Начальник полиции, не зная, о чем думает Лукас, взирал на него с сочувствием. Гильермо Гонсалеса любили в городе. Он был веселым, добрым бездельником, постепенно профукивающим наследство, полученное от почившего отца. Непритязательным жителям Санта-Моники этого было достаточно, чтобы относиться с симпатией ко всем его выходкам, а заодно, и к людям, принимающим участие в его судьбе. Таким, как семья Окампо, например.

По официальной версии, Гильермо разбился на собственном автомобиле, не справившись со скоростью на горной дороге. Машину буквально разнесло по кусочкам, а сам он, пристегнутый ремнем безопасности, и поэтому оставшийся в салоне, жутко обгорел.

– Бедная синьора Гонсалес, – в который раз за последние часы вздохнул Линарес. – Синьор Окампо, вы сообщите ей? Или мне позвонить?

– Что вы, что вы! – запротестовал Лукас, все еще решающий в уме математические задачки. – Конечно я сам!

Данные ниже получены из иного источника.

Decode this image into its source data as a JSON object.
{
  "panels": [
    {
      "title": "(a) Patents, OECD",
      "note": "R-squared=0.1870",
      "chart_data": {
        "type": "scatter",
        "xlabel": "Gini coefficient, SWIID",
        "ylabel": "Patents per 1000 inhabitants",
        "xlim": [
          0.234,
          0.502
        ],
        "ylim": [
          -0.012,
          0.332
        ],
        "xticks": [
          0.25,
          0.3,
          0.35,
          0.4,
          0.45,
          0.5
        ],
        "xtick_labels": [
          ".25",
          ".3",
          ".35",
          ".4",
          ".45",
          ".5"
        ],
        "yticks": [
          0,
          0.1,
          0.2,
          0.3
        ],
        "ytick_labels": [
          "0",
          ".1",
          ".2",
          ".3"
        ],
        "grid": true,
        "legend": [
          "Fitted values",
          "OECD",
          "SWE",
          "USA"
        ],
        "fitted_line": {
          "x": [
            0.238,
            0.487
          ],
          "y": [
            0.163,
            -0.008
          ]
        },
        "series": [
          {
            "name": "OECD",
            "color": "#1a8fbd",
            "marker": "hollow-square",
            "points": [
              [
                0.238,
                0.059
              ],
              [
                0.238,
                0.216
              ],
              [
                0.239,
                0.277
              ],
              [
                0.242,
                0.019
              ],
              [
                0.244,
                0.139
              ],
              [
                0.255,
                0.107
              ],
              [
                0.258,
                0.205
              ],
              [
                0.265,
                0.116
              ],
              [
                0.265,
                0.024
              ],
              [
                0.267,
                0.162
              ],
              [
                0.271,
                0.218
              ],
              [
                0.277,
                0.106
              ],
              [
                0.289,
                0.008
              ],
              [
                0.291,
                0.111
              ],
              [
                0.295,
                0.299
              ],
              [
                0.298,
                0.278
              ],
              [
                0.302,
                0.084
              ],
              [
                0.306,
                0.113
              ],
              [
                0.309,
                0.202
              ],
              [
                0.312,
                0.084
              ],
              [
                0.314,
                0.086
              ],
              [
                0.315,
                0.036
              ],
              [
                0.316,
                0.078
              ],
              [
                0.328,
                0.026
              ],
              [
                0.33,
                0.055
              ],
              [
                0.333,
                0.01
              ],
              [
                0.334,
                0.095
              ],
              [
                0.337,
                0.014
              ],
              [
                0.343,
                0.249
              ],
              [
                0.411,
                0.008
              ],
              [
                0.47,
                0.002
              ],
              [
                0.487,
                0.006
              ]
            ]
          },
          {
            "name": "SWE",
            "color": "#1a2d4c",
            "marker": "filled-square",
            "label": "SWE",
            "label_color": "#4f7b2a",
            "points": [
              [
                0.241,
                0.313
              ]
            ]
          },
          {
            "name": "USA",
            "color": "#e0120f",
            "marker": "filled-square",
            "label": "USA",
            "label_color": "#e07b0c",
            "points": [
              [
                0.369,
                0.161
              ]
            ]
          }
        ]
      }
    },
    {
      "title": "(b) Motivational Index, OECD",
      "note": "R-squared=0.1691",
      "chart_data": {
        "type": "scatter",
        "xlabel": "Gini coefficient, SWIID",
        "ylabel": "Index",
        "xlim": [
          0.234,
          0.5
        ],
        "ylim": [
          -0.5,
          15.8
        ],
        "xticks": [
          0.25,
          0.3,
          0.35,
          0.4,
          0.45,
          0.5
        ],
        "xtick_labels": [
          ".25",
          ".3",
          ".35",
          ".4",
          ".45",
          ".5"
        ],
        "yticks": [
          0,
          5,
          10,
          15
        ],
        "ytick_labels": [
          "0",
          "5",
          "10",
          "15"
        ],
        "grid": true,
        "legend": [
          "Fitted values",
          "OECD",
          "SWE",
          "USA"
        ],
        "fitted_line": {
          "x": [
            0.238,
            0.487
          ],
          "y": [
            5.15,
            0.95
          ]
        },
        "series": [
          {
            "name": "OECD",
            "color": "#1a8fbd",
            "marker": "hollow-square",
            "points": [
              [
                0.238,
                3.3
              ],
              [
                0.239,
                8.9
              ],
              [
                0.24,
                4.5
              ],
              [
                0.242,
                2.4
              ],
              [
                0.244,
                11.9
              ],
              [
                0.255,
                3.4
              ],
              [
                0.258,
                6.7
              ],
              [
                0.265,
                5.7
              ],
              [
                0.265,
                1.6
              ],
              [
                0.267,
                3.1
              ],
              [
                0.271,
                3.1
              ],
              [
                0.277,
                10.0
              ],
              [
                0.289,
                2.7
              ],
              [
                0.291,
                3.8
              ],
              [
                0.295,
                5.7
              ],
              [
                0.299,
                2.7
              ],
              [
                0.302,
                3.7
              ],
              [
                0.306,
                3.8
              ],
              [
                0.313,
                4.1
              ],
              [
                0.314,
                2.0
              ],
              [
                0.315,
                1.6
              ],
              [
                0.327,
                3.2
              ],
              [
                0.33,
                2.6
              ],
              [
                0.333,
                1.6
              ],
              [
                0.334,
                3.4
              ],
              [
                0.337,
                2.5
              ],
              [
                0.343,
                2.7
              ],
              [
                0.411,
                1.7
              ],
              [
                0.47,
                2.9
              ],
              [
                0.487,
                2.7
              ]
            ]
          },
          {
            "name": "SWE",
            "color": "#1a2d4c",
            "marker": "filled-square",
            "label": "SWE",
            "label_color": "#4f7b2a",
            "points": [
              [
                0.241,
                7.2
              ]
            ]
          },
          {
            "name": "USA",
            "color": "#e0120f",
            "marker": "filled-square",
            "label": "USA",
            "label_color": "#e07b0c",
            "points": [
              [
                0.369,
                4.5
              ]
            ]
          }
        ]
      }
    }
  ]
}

Он достал мобильный телефон и, вынув изо рта сигарету, набрал нужный номер. Трубку в доме Элеоноры Гонсалес сняли после первого же гудка. Немолодой, но все еще звонкий и с запасом громкий голос матери Гильермо прозвучал одновременно и с тревогой, и с надеждой.

– Да?!

– Синьора Гонсалес, – произнес Лукас с сочувствием, но твердо. – Мне очень жаль, но… это он. Ваш сын. Примите мои соболезнования.

На другом конце провода раздались оглушительные рыдания.

– Крепитесь, синьора. Мне… – Лукас вспомнил о Елене. – Нам… тоже очень горько все это осознавать. Смело рассчитывайте на любую мою помощь. Нашу.

Элеонора Гонсалес произнесла что-то в ответ, но понять, что именно из-за слез и всхлипываний было невозможно.

– И еще, сеньора! Нам бы надо обговорить кое-какие деловые вопросы…, – добавил Окампо, но вместо ответа получил новый взрыв рыданий. – Но, конечно, это подождет! После похорон. Держитесь, донья Элеонора, я позвоню вам позже.

Лукас снова поймал на себе сочувствующий взгляд Линареса.

– Бедная мать, – сказал полицейский.

«Меня бы кто пожалел» – подумал Окампо и тоже вздохнул.

***

На похоронах Гильермо Гонсалеса было пролито много искренних слез. Ярким солнечным днем, каких в это время года становилось все больше и больше, его провожала вся Санта-Моника. Работники офиса и мастерской. Его соседи и одноклассники, их родители и их дети. Те, с кем он хоть раз в жизни выпил чашку кофе или стаканчик чего покрепче. Плюс приехавшие из других городов родственники, которых немало у каждого в таком общительном испанском регионе, как Севилья и ее окрестности.